Last Wednesday marked Yom Kippur, the holiest day in the Jewish calendar. It’s a day of atonement on which Jews pray, engage in a 25 hour fast, and ask God for forgiveness for any sins they may have committed in the last year.
As a cultural Jew more than a religious Jew, attending synagogue isn’t a huge part of my life, but I do make it a point to attend services on Yom Kippur. I find solace in the serious, contemplative mood and the opportunity for self-reflection and meditation on the previous year. It’s also a chance for me to say Yizkor, the mourner’s prayer recited communally four times a year. Yizkor translates to “remember”. It allows me a few quiet moments to think about my father while pledging to honour his memory by giving back in some way.
This year’s Yom Kippur services felt especially poignant because today marks the 10th anniversary of his death. Some days, it still feels like I can just pick up the phone and call him (I still have his contact information in my phone). On others, I can barely remember what his voice sounded like. During the Yizkor prayer, I reflected on how much time has passed, how much he’s missed and how much I miss him.
But I also decided I will mourn differently going forward.
You see, another reason why this year at synagogue was so impactful was because right before the prayer, the rabbi made a sermon that got the wheels in my head turning. He talked about the meaning of Yizkor, but also addressed the value of forgetting; about how much time is far too often wasted on holding on to grievances and grudges that destroy relationships. And that in holding on to those memories of spite, we forget who the targets of our anger were before the fighting and the misunderstanding.

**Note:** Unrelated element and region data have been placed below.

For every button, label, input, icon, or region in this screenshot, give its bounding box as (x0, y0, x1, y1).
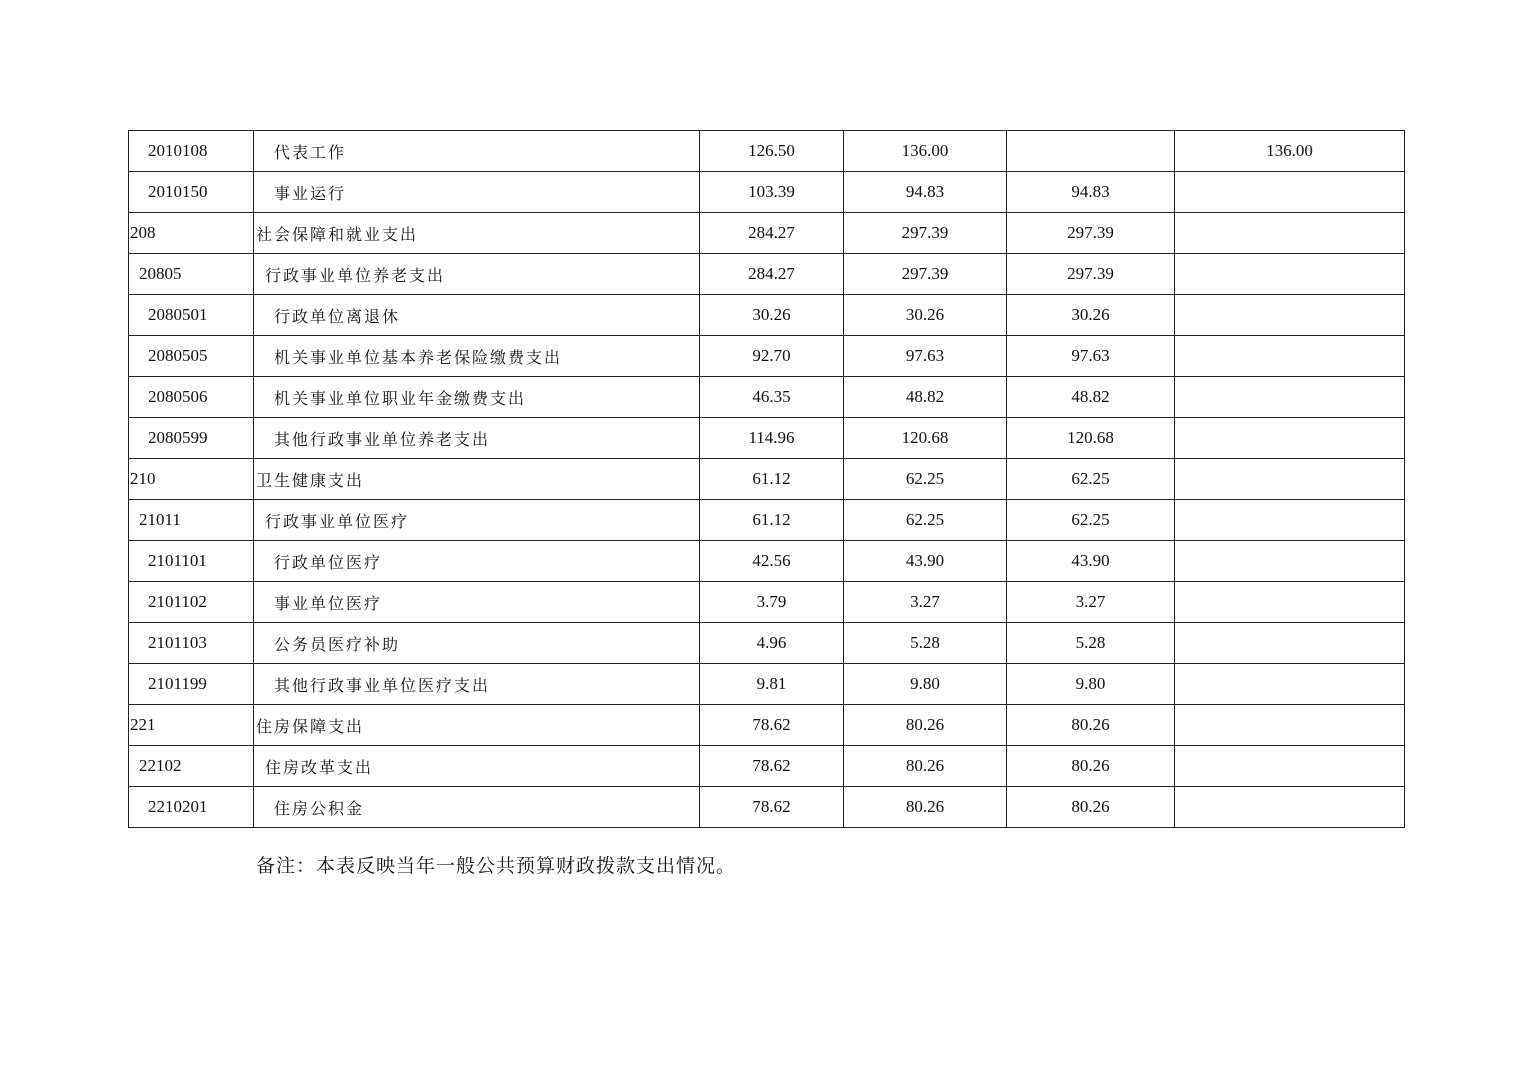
cell-value-2: 62.25 (844, 500, 1007, 541)
cell-value-3: 80.26 (1007, 705, 1175, 746)
table-row (129, 131, 1405, 172)
cell-value-1: 61.12 (700, 459, 844, 500)
cell-value-3: 43.90 (1007, 541, 1175, 582)
cell-value-1: 61.12 (700, 500, 844, 541)
cell-value-4 (1175, 459, 1405, 500)
cell-value-1: 126.50 (700, 131, 844, 172)
cell-value-2: 48.82 (844, 377, 1007, 418)
table-row (129, 746, 1405, 787)
cell-value-3: 97.63 (1007, 336, 1175, 377)
cell-value-4 (1175, 623, 1405, 664)
footnote: 备注：本表反映当年一般公共预算财政拨款支出情况。 (256, 855, 737, 877)
cell-value-2: 3.27 (844, 582, 1007, 623)
cell-value-3: 30.26 (1007, 295, 1175, 336)
table-row (129, 213, 1405, 254)
cell-value-3: 80.26 (1007, 746, 1175, 787)
cell-value-2: 5.28 (844, 623, 1007, 664)
cell-value-1: 114.96 (700, 418, 844, 459)
cell-value-4 (1175, 295, 1405, 336)
cell-value-4 (1175, 500, 1405, 541)
cell-value-3 (1007, 131, 1175, 172)
cell-value-4: 136.00 (1175, 131, 1405, 172)
cell-value-3: 5.28 (1007, 623, 1175, 664)
cell-value-1: 9.81 (700, 664, 844, 705)
cell-name: 事业单位医疗 (254, 582, 700, 623)
cell-name: 代表工作 (254, 131, 700, 172)
cell-code: 2101101 (129, 541, 254, 582)
cell-name: 住房公积金 (254, 787, 700, 828)
cell-name: 卫生健康支出 (254, 459, 700, 500)
cell-code: 21011 (129, 500, 254, 541)
table-row (129, 787, 1405, 828)
cell-name: 其他行政事业单位医疗支出 (254, 664, 700, 705)
cell-value-3: 9.80 (1007, 664, 1175, 705)
cell-value-1: 3.79 (700, 582, 844, 623)
table-row (129, 582, 1405, 623)
cell-value-3: 297.39 (1007, 213, 1175, 254)
table-row (129, 336, 1405, 377)
table-row (129, 623, 1405, 664)
cell-value-1: 46.35 (700, 377, 844, 418)
cell-value-2: 297.39 (844, 213, 1007, 254)
table-row (129, 664, 1405, 705)
cell-value-2: 120.68 (844, 418, 1007, 459)
cell-value-1: 42.56 (700, 541, 844, 582)
cell-value-1: 78.62 (700, 746, 844, 787)
cell-code: 2210201 (129, 787, 254, 828)
cell-value-4 (1175, 377, 1405, 418)
cell-value-1: 92.70 (700, 336, 844, 377)
cell-value-4 (1175, 254, 1405, 295)
cell-name: 行政单位医疗 (254, 541, 700, 582)
cell-value-3: 297.39 (1007, 254, 1175, 295)
cell-name: 社会保障和就业支出 (254, 213, 700, 254)
table-row (129, 541, 1405, 582)
cell-value-4 (1175, 746, 1405, 787)
table-row (129, 500, 1405, 541)
cell-value-1: 103.39 (700, 172, 844, 213)
cell-code: 2101199 (129, 664, 254, 705)
cell-value-4 (1175, 582, 1405, 623)
cell-value-3: 62.25 (1007, 500, 1175, 541)
cell-name: 行政事业单位养老支出 (254, 254, 700, 295)
table-row (129, 418, 1405, 459)
cell-value-2: 80.26 (844, 787, 1007, 828)
budget-table (128, 130, 1405, 828)
cell-value-2: 62.25 (844, 459, 1007, 500)
cell-code: 208 (129, 213, 254, 254)
cell-name: 行政事业单位医疗 (254, 500, 700, 541)
cell-name: 机关事业单位基本养老保险缴费支出 (254, 336, 700, 377)
cell-value-3: 94.83 (1007, 172, 1175, 213)
cell-value-1: 284.27 (700, 254, 844, 295)
cell-name: 住房改革支出 (254, 746, 700, 787)
cell-value-1: 284.27 (700, 213, 844, 254)
cell-code: 2080599 (129, 418, 254, 459)
cell-name: 其他行政事业单位养老支出 (254, 418, 700, 459)
cell-value-3: 48.82 (1007, 377, 1175, 418)
cell-code: 2080501 (129, 295, 254, 336)
cell-value-3: 120.68 (1007, 418, 1175, 459)
table-row (129, 172, 1405, 213)
cell-code: 2101103 (129, 623, 254, 664)
table-row (129, 254, 1405, 295)
cell-value-2: 80.26 (844, 746, 1007, 787)
cell-value-4 (1175, 418, 1405, 459)
table-row (129, 377, 1405, 418)
cell-name: 住房保障支出 (254, 705, 700, 746)
table-row (129, 459, 1405, 500)
cell-value-1: 30.26 (700, 295, 844, 336)
cell-value-4 (1175, 172, 1405, 213)
cell-value-4 (1175, 336, 1405, 377)
cell-code: 2080505 (129, 336, 254, 377)
cell-name: 机关事业单位职业年金缴费支出 (254, 377, 700, 418)
cell-code: 221 (129, 705, 254, 746)
cell-value-2: 9.80 (844, 664, 1007, 705)
cell-code: 210 (129, 459, 254, 500)
cell-value-2: 80.26 (844, 705, 1007, 746)
cell-value-4 (1175, 705, 1405, 746)
cell-value-4 (1175, 213, 1405, 254)
cell-value-1: 78.62 (700, 705, 844, 746)
cell-value-3: 3.27 (1007, 582, 1175, 623)
cell-value-1: 4.96 (700, 623, 844, 664)
table-row (129, 705, 1405, 746)
cell-code: 2010108 (129, 131, 254, 172)
table-body (129, 131, 1405, 828)
cell-value-4 (1175, 664, 1405, 705)
cell-code: 2080506 (129, 377, 254, 418)
cell-name: 事业运行 (254, 172, 700, 213)
cell-code: 20805 (129, 254, 254, 295)
cell-value-2: 30.26 (844, 295, 1007, 336)
cell-value-1: 78.62 (700, 787, 844, 828)
cell-name: 行政单位离退休 (254, 295, 700, 336)
cell-name: 公务员医疗补助 (254, 623, 700, 664)
cell-value-2: 297.39 (844, 254, 1007, 295)
cell-code: 2010150 (129, 172, 254, 213)
cell-value-2: 94.83 (844, 172, 1007, 213)
cell-value-3: 80.26 (1007, 787, 1175, 828)
table-row (129, 295, 1405, 336)
cell-value-3: 62.25 (1007, 459, 1175, 500)
cell-value-2: 97.63 (844, 336, 1007, 377)
cell-value-4 (1175, 787, 1405, 828)
cell-code: 2101102 (129, 582, 254, 623)
cell-code: 22102 (129, 746, 254, 787)
cell-value-2: 43.90 (844, 541, 1007, 582)
cell-value-4 (1175, 541, 1405, 582)
cell-value-2: 136.00 (844, 131, 1007, 172)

If I’m interpreting the rabbi’s message correctly, we need to be responsible consumers of forgetting and remembering. It’s about finding the yin and yang between them in order to have meaningful and healthy relationships.
What this made me realize was that I haven’t done a whole lot of remembering in the last ten years of mourning my dad. I’ve done a lot of feeling sorry for myself, of feeling angry that he died of a cancer that’s rarely terminal, of feeling heartbroken that he’s missed so many important milestones in his grandchildren’s lives.

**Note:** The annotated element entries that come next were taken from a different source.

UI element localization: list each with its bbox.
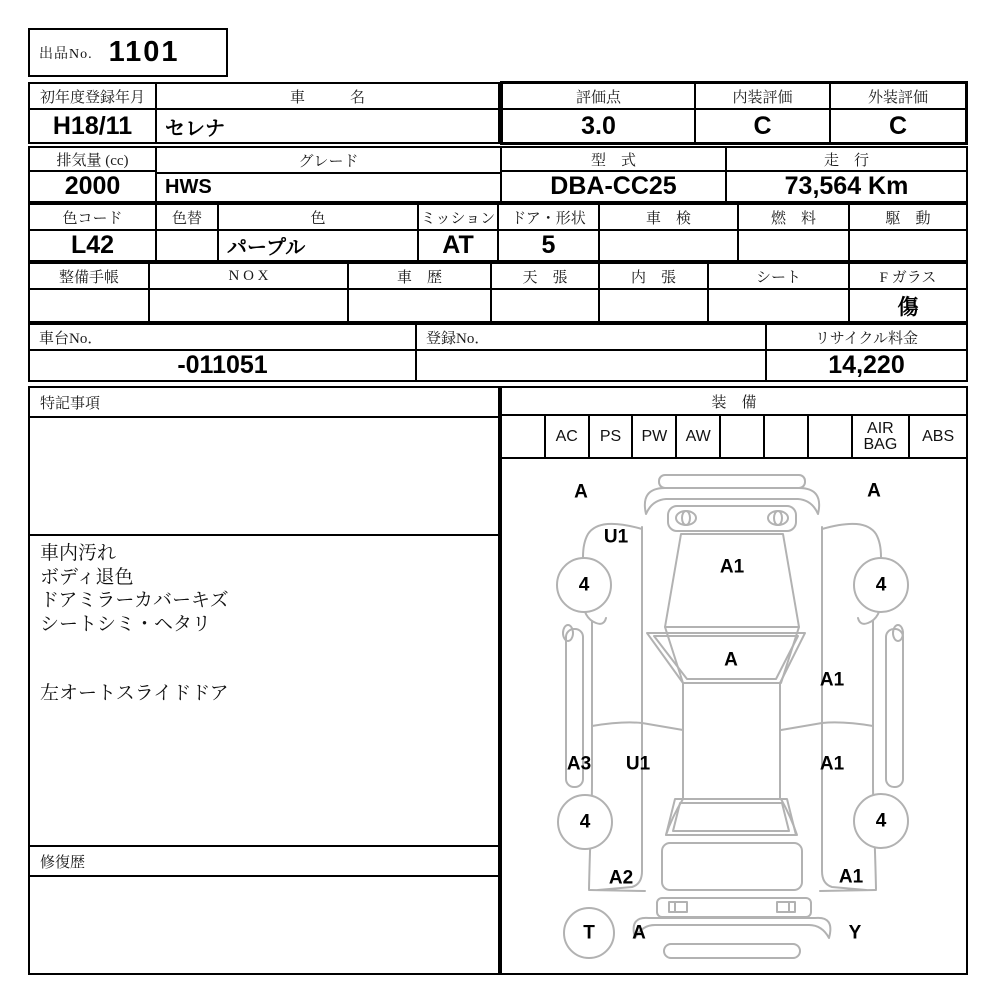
field-history bbox=[349, 264, 492, 321]
headlight-right-icon bbox=[768, 511, 788, 525]
field-model-code bbox=[502, 148, 727, 201]
equipment-cell-ac: AC bbox=[546, 416, 590, 457]
equipment-cell-air-bag: AIR BAG bbox=[853, 416, 911, 457]
field-value bbox=[600, 231, 737, 260]
damage-code-label: A1 bbox=[819, 669, 845, 691]
notes-line: 左オートスライドドア bbox=[40, 683, 229, 704]
field-value bbox=[739, 231, 848, 260]
field-value bbox=[417, 351, 765, 380]
field-value: 5 bbox=[541, 231, 556, 259]
field-label: 内 張 bbox=[600, 264, 707, 290]
equipment-cell-abs: ABS bbox=[922, 427, 955, 445]
field-value: H18/11 bbox=[52, 111, 133, 140]
field-registration-no bbox=[417, 325, 767, 380]
rear-window bbox=[666, 799, 796, 835]
field-value: 73,564 Km bbox=[784, 172, 909, 200]
equipment-cell-empty bbox=[502, 416, 546, 457]
rear-hatch bbox=[662, 843, 802, 890]
roof bbox=[683, 683, 780, 799]
field-interior-grade bbox=[696, 84, 831, 142]
field-inspection bbox=[600, 205, 739, 260]
left-door-seam bbox=[592, 722, 683, 730]
rear-bumper bbox=[634, 918, 831, 938]
field-mileage bbox=[727, 148, 966, 201]
field-value bbox=[349, 290, 490, 321]
field-label: 車台No． bbox=[30, 325, 415, 351]
field-label: 色コード bbox=[30, 205, 155, 231]
equipment-header: 装 備 bbox=[502, 388, 966, 416]
field-value: DBA-CC25 bbox=[550, 172, 677, 200]
notes-line: ドアミラーカバーキズ bbox=[40, 590, 229, 611]
damage-code-label: T bbox=[583, 922, 595, 944]
damage-code-label: A bbox=[632, 922, 646, 944]
front-cowl bbox=[645, 488, 819, 514]
equipment-cell-pw: PW bbox=[633, 416, 677, 457]
row-color-transmission bbox=[28, 203, 968, 262]
notes-line: 車内汚れ bbox=[40, 543, 117, 564]
damage-code-label: A bbox=[574, 481, 588, 503]
field-label: 車 歴 bbox=[349, 264, 490, 290]
field-value bbox=[850, 231, 966, 260]
field-label: 車 名 bbox=[157, 84, 498, 110]
field-value bbox=[600, 290, 707, 321]
damage-code-label: 4 bbox=[578, 574, 590, 596]
equipment-row bbox=[502, 416, 966, 459]
notes-empty-area bbox=[30, 418, 498, 536]
field-headliner bbox=[492, 264, 600, 321]
field-label: F ガラス bbox=[850, 264, 966, 290]
field-transmission bbox=[419, 205, 499, 260]
notes-line: シートシミ・ヘタリ bbox=[40, 613, 212, 635]
field-recycle-fee bbox=[767, 325, 966, 380]
notes-header: 特記事項 bbox=[30, 388, 498, 418]
field-value: 14,220 bbox=[828, 351, 905, 379]
row-service-interior bbox=[28, 262, 968, 323]
field-chassis-no bbox=[30, 325, 417, 380]
field-color-code bbox=[30, 205, 157, 260]
damage-code-label: A1 bbox=[819, 753, 845, 775]
field-label: 色 bbox=[219, 205, 417, 231]
notes-line: ボディ退色 bbox=[40, 566, 134, 588]
field-value bbox=[30, 290, 148, 321]
field-nox bbox=[150, 264, 349, 321]
notes-list bbox=[30, 536, 498, 712]
notes-panel bbox=[28, 386, 500, 975]
row-registration-name bbox=[28, 82, 500, 144]
field-auction-score bbox=[503, 84, 696, 142]
field-label: 初年度登録年月 bbox=[30, 84, 155, 110]
field-value bbox=[709, 290, 848, 321]
damage-code-label: 4 bbox=[875, 574, 887, 596]
field-label: ミッション bbox=[419, 205, 497, 231]
damage-code-label: 4 bbox=[579, 811, 591, 833]
damage-code-label: A2 bbox=[608, 867, 634, 889]
equipment-cell-empty bbox=[765, 416, 809, 457]
field-value bbox=[150, 290, 347, 321]
damage-code-label: A1 bbox=[838, 866, 864, 888]
taillight-right-icon bbox=[777, 902, 795, 912]
damage-code-label: U1 bbox=[625, 753, 651, 775]
field-value: パープル bbox=[227, 237, 306, 259]
field-grade bbox=[157, 148, 502, 201]
field-value: C bbox=[888, 111, 908, 140]
field-label: 内装評価 bbox=[696, 84, 829, 110]
field-label: ドア・形状 bbox=[499, 205, 598, 231]
field-value: HWS bbox=[165, 176, 212, 198]
car-damage-diagram bbox=[502, 459, 966, 973]
damage-code-label: 4 bbox=[875, 810, 887, 832]
field-label: 外装評価 bbox=[831, 84, 965, 110]
field-drive bbox=[850, 205, 966, 260]
field-label: 車 検 bbox=[600, 205, 737, 231]
lot-number: 1101 bbox=[108, 36, 180, 68]
field-label: 整備手帳 bbox=[30, 264, 148, 290]
front-bumper-bar bbox=[659, 475, 805, 488]
field-label: グレード bbox=[157, 148, 500, 174]
field-label: 型 式 bbox=[502, 148, 725, 172]
field-value bbox=[492, 290, 598, 321]
field-value: 傷 bbox=[897, 295, 919, 319]
row-displacement-grade-model bbox=[28, 146, 968, 203]
damage-code-label: A3 bbox=[566, 753, 592, 775]
field-fuel bbox=[739, 205, 850, 260]
lot-label: 出品No. bbox=[39, 46, 93, 62]
damage-code-label: U1 bbox=[603, 526, 629, 548]
right-door-seam bbox=[781, 722, 873, 730]
damage-code-label: A1 bbox=[719, 556, 745, 578]
field-label: 天 張 bbox=[492, 264, 598, 290]
field-doors bbox=[499, 205, 600, 260]
field-front-glass bbox=[850, 264, 966, 321]
field-value: -011051 bbox=[177, 351, 268, 379]
damage-code-label: A bbox=[867, 480, 881, 502]
damage-code-label: Y bbox=[848, 922, 862, 944]
hood bbox=[665, 534, 799, 627]
field-first-registration bbox=[30, 84, 157, 142]
damage-code-label: A bbox=[724, 649, 738, 671]
field-label: リサイクル料金 bbox=[767, 325, 966, 351]
field-label: 評価点 bbox=[503, 84, 694, 110]
field-value: 3.0 bbox=[581, 111, 616, 140]
damage-labels bbox=[567, 481, 887, 944]
field-value: C bbox=[753, 111, 772, 140]
field-color bbox=[219, 205, 419, 260]
field-value: セレナ bbox=[165, 117, 225, 140]
field-value: 2000 bbox=[64, 172, 121, 200]
field-label: 排気量 (cc) bbox=[30, 148, 155, 172]
field-value: AT bbox=[442, 231, 474, 259]
field-value bbox=[157, 231, 217, 260]
field-label: 色替 bbox=[157, 205, 217, 231]
right-sill-strip bbox=[886, 629, 903, 787]
headlight-left-icon bbox=[676, 511, 696, 525]
rear-bumper-bar bbox=[664, 944, 800, 958]
field-exterior-grade bbox=[831, 84, 965, 142]
field-label: 登録No． bbox=[417, 325, 765, 351]
equipment-cell-ps: PS bbox=[590, 416, 634, 457]
equipment-panel bbox=[500, 386, 968, 975]
row-grades bbox=[500, 81, 968, 145]
row-chassis-recycle bbox=[28, 323, 968, 382]
taillight-bar bbox=[657, 898, 811, 917]
equipment-cell-aw: AW bbox=[677, 416, 721, 457]
field-label: 燃 料 bbox=[739, 205, 848, 231]
repair-history-header: 修復歴 bbox=[28, 845, 500, 877]
field-label: 走 行 bbox=[727, 148, 966, 172]
field-seat bbox=[709, 264, 850, 321]
headlight-bar bbox=[668, 506, 796, 531]
field-label: 駆 動 bbox=[850, 205, 966, 231]
field-value: L42 bbox=[70, 231, 115, 259]
field-label: シート bbox=[709, 264, 848, 290]
equipment-cell-empty bbox=[809, 416, 853, 457]
field-color-change bbox=[157, 205, 219, 260]
field-displacement bbox=[30, 148, 157, 201]
field-service-book bbox=[30, 264, 150, 321]
field-door-trim bbox=[600, 264, 709, 321]
taillight-left-icon bbox=[669, 902, 687, 912]
lot-number-box bbox=[28, 28, 228, 77]
field-label: N O X bbox=[150, 264, 347, 290]
field-car-name bbox=[157, 84, 498, 142]
equipment-cell-empty bbox=[721, 416, 765, 457]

I have, for a large part, forgotten to remember; when we danced at my wedding; when he sat for hours at the kitchen table, colouring with my kids; the bike ride adventures he took my brother and sister and me on as kids; the photography lessons in our home darkroom; spending hours listening to Bat Out of Hell (he loved Meatloaf!); his giant lab coat hugs when I paid him a surprise visit at his office.
I’ve also forgotten to remember that he wasn’t perfect. He could be strict and rigid and short-tempered. And remembering that helps me feel like I don’t have to be perfect and get it right all the time.
There’s no way I’ll ever not miss my dad. But going forward, I’m letting go of the self-pity and the anger. Because even though he died way too soon, I am so blessed with memories that I’ll no longer forget to remember.